Il nucleo familiare avente diritto al contributo è costituito da una sola persona, anche genitore separato o divorziato, ovvero dalle persone di seguito elencate:

  • coniugi non legalmente separati;
  • conviventi di fatto, anagraficamente conviventi da almeno due anni alla data di presentazione della domanda;
  • soggetti di cui all’articolo 1, comma 2, della legge 20 maggio 2016, n. 76;
  • figli anagraficamente conviventi con il nucleo richiedente, o figli non anagraficamente conviventi di genitori separati o divorziati destinatari di provvedimenti dell’autorità giudiziaria che prevedono tempi paritetici di cura e frequentazione degli stessi e il rilascio della casa familiare;
  • persone legate da vincoli di parentela fino al terzo grado o di affinità fino al secondo grado, anagraficamente conviventi da almeno un anno alla data di presentazione della domanda.

Per il cittadino di uno Stato membro dell’Unione europea, ovvero di Paese non appartenente all’Unione europea, sono considerati componenti del nucleo familiare i familiari regolarmente soggiornanti in Italia alla data di presentazione della domanda.

Il contributo è finalizzato alla copertura delle spese per l’acquisto di beni di prima necessità, nella misura in cui assicurano servizi strumentali al diritto alla salute o altri diritti fondamentali della persona (alimentazione, igiene, materiali sanitari di sopravvivenza, compresi prodotti igienicosanitari, farmaci da banco ecc.), o per esigenze di emergenza abitativa, compresa la copertura dei costi per beni primari (canone locazione, canoni acqua-luce-gas).

L’entità del contributo da erogare a favore dei nuclei familiari sarà determinata con una successiva deliberazione sulla base del numero delle domande pervenute.

La legge regionale 6 aprile 2020 n. 9 prevede lo stanziamento complessivo di risorse economiche pari a 5.000.000 euro per la durata dello stato di emergenza, fino ad un contributo massimo di 1000 euro per ciascun nucleo familiare.

L’erogazione del contributo non tiene conto dell’ordine cronologico di arrivo delle domande ma avviene nel rispetto dei criteri di priorità di seguito elencati, senza procedere alla formazione di una graduatoria.
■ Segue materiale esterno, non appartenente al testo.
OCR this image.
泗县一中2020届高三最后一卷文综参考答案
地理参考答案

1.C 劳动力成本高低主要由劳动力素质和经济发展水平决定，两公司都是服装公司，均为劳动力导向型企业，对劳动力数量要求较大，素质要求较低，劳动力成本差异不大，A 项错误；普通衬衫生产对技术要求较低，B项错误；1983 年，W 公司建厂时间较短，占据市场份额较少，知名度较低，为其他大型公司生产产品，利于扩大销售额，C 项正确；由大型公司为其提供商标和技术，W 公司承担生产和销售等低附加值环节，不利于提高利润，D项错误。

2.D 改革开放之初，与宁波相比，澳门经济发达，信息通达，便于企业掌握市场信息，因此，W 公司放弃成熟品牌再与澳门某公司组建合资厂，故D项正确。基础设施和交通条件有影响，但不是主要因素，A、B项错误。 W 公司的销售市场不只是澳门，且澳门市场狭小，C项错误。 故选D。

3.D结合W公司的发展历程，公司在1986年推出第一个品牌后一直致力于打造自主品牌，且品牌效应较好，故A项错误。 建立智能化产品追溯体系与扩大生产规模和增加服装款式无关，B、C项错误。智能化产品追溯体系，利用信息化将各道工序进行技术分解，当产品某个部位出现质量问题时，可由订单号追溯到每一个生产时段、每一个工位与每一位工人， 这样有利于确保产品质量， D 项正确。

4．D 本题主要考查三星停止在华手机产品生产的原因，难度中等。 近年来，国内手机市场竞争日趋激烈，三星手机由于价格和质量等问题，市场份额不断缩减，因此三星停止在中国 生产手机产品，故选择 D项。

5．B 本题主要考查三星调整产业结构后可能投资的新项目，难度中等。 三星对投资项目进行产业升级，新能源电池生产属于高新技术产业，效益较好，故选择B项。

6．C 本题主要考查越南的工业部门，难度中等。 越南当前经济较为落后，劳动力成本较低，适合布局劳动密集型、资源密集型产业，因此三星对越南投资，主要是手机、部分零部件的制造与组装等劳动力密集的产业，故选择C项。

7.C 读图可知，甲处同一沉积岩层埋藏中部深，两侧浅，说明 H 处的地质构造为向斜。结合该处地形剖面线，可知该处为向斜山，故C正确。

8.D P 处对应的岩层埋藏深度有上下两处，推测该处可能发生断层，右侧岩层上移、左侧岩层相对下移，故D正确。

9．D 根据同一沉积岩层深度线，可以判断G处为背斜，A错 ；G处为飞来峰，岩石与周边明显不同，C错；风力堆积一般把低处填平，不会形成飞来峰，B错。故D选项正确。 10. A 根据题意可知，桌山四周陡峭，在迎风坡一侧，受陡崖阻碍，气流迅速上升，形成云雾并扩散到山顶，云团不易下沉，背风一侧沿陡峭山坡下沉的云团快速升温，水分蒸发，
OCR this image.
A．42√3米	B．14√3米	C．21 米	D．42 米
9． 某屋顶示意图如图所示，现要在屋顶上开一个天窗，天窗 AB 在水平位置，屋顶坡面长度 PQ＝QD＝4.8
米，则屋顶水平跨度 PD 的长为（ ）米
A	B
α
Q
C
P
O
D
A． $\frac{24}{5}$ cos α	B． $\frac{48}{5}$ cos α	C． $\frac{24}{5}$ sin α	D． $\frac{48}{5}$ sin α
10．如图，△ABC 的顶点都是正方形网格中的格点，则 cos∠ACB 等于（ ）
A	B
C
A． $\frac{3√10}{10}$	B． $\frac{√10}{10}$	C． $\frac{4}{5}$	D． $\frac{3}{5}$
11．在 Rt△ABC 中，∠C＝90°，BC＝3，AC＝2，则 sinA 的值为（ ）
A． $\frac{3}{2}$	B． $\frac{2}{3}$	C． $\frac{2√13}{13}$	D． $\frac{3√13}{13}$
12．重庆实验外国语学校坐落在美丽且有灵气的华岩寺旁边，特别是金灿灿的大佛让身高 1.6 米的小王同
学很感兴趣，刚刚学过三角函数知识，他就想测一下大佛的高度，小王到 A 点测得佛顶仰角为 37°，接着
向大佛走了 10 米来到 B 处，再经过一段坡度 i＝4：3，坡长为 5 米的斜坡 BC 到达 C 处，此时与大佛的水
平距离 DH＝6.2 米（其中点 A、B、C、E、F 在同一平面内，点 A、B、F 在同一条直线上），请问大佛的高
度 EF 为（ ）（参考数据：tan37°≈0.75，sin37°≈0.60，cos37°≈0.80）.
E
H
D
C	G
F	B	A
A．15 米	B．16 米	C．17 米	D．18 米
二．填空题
Al termine dell’istruttoria, la Regione provvede ad accreditare il contributo direttamente sul conto corrente bancario o postale indicato nella domanda dal nucleo familiare richiedente.

Il sostegno è erogato ai nuclei familiari richiedenti, seguendo l’ordine di priorità di seguito riportato:

  • nuclei familiari in cui siano presenti persone in condizione di disabilità grave o di non autosufficienza;
  • nuclei familiari con almeno n. 3 figli o altre persone a carico;
  • nuclei familiari con n. 2 figli o altre persone a carico;
  • nuclei familiari con n. 1 figli o altre persone a carico;
  • nuclei familiari composti da due persone senza figli o altre persone a carico;
  • nuclei familiari composti da una sola persona

Si considerano altre persone a carico i genitori, compresi quelli naturali e adottivi, nonni, adottandi, generi, nuore, suoceri, fratelli e sorelle, purché privi di reddito e conviventi con il richiedente.

La domanda di sostegno deve essere presentata entro il 23 aprile 2020 esclusivamente attraverso la piattaforma telematica della Regione Abruzzo all’indirizzo internet: app.regione.abruzzo.it/avvisipubblici/. Allo stesso indirizzo è presente tutta la documentazione relativa all’avviso.

Alla domanda devono essere allegati, a pena di esclusione:

  • “autocertificazione” da parte del soggetto richiedente, ai sensi del D.P.R. 28 dicembre 2000, n. 445, attestante il possesso dei requisiti richiesti;
  • fotocopia dei documenti d’identità in corso di validità del richiedente e di tutti i componenti il nucleo familiare (esclusi i minori);
  • fotocopia del codice fiscale;
  • fotocopia del permesso di soggiorno (per i soggetti stranieri).

Nella domanda il richiedente deve indicare, a pena di esclusione, il conto corrente di uno dei componenti il nucleo familiare e una sola categoria di appartenenza del medesimo nucleo familiare.